正德十三年,二月。京城。东市。
天还没亮,铺子门口就站满了人。不是排队,是人山人海。卖菜的收了摊,卖布的关了门,卖糖葫芦的挤不进来。整条东市街,从这头到那头,黑压压的全是人头。有人举着传单,有人揣着银子,有人空着手来看热闹。菜农的吆喝声混着货郎的哗啦声,市场像一台巨大的音乐机,每一种声音都编织成紧绷的音符。朱厚照站在柜台后面,透过门缝往外看,嘴角翘起来。
“梨子。”
“嗯。”
“人很多。”
“看见了。”
“比前几天多。”
“多很多。”
他打开门。人群涌进来,像潮水,像兽群扑向猎物。铺子太小了,装不下。有人挤在门口,有人趴在窗户上,有人站在街对面踮着脚看。朱厚照站在柜台后面,握着紫檀木小槌,清了清嗓子。

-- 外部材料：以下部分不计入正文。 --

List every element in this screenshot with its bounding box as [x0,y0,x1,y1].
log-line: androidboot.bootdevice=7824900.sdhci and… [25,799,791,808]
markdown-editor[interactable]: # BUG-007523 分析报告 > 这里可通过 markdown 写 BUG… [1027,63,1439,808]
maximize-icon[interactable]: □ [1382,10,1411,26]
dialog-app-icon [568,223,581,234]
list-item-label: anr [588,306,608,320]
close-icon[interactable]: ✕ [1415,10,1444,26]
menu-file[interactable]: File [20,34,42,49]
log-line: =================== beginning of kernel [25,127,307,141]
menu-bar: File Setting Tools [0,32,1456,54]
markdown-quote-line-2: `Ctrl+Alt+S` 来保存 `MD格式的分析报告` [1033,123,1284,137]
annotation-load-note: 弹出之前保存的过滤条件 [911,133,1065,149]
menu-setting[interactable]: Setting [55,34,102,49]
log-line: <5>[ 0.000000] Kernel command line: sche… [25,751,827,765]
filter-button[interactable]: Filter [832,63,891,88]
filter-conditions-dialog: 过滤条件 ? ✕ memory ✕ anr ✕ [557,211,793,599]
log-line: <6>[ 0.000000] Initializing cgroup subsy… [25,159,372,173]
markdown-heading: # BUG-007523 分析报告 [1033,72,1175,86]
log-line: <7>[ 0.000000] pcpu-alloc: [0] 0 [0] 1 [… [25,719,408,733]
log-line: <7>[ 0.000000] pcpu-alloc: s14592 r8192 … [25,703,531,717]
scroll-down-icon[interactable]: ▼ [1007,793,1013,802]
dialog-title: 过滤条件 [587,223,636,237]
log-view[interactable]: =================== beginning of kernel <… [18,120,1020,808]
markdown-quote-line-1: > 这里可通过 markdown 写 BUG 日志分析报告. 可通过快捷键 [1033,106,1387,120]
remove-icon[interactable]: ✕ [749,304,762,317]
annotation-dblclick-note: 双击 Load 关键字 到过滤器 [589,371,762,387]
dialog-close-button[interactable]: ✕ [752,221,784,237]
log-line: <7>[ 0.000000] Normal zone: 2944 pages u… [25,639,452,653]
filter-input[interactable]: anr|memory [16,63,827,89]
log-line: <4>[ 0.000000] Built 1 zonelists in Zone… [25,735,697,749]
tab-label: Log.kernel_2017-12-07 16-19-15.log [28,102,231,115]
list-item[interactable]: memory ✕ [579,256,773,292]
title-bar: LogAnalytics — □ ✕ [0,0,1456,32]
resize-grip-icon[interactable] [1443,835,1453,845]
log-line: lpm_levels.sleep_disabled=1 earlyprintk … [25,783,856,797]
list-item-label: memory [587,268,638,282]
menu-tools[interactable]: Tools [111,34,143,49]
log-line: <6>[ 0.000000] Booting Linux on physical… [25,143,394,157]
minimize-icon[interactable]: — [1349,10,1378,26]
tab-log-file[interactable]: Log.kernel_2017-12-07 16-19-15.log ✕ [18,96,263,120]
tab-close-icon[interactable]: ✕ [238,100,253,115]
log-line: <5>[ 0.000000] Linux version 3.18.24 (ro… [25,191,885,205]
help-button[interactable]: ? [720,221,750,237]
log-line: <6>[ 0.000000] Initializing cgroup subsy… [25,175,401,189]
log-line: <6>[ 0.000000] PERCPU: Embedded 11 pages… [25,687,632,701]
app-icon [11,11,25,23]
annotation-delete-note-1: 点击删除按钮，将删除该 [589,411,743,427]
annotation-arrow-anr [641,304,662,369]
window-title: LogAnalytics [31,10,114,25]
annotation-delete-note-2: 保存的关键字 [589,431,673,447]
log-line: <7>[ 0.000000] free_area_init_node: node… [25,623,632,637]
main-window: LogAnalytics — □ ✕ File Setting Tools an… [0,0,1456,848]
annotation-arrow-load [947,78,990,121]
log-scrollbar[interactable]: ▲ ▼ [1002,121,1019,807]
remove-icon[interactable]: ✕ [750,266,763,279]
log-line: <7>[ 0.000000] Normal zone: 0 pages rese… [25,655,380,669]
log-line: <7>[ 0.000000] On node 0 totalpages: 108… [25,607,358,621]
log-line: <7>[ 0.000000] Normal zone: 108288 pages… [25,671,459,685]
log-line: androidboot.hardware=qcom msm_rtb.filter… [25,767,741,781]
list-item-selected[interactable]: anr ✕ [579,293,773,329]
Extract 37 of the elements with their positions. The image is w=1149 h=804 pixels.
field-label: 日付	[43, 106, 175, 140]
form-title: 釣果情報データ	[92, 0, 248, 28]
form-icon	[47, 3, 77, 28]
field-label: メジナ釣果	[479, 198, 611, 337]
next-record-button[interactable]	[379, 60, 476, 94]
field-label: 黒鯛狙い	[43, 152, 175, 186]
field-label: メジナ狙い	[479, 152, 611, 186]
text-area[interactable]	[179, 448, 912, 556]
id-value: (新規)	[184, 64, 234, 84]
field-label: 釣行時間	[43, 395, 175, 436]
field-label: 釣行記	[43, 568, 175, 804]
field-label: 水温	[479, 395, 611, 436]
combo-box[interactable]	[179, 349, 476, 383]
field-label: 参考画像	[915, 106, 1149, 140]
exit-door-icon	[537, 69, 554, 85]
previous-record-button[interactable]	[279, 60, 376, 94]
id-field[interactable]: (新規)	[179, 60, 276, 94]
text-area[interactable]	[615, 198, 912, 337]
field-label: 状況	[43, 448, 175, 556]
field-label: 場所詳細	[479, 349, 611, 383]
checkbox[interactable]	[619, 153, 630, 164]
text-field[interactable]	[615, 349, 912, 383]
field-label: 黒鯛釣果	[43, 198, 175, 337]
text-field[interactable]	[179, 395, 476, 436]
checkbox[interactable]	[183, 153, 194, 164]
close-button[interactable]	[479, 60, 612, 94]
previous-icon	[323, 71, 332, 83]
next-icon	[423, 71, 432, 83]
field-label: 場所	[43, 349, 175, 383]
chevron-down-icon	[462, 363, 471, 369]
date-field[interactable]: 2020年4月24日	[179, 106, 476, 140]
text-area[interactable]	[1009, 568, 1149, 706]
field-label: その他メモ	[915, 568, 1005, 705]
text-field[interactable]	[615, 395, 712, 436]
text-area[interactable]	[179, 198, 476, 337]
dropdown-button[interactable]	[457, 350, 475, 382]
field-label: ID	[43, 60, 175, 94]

“今日拍卖。宫中所出。永乐爷之碗,宣德爷之瓶,成化爷之杯。价高者得。”
人群安静了一瞬。然后炸开了锅。
“永乐爷的碗?”
“宣德爷的瓶?”
“真的假的?”
“正德爷的店,假一赔十!”
朱厚照举起锤子,敲了一下柜台。咚。那声闷响从铺子里传出去,像一颗石子投进深潭,涟漪一圈一圈荡开,把所有的窃窃私语都压了下去。
“第一件。永乐甜白釉。碗。起拍价——”
他看了我一眼。我深吸一口气。永乐甜白釉,薄胎,暗刻龙纹。我曾在史料中读过,永乐年间,这种碗仅存十只,大多深藏禁宫,用于皇家宴飨,或赐予功臣。它在宫中静卧百年,如同沉睡的龙。如今被一只手从库房角落里捡出来,要放到市场上,化为白银和货物。不是器皿,是龙脉,是凝固的皇权印记。
“十两。”我说。
朱厚照愣了一下。人群也愣了一下。十两银子,对一件永乐官窑来说,便宜得像白送。
“十两!”有人举手。
“二十两!”又有人举手。
“五十两!”
“一百两!”
“两百两!”
价格在飞。不是走,是飞。一百两,两百两,三百两。人群疯了。有人举着银子往前挤,有人站在凳子上喊价,有人把钱袋子举过头顶晃。朱厚照站在柜台后面,握着锤子,看着我。他的眼睛很亮。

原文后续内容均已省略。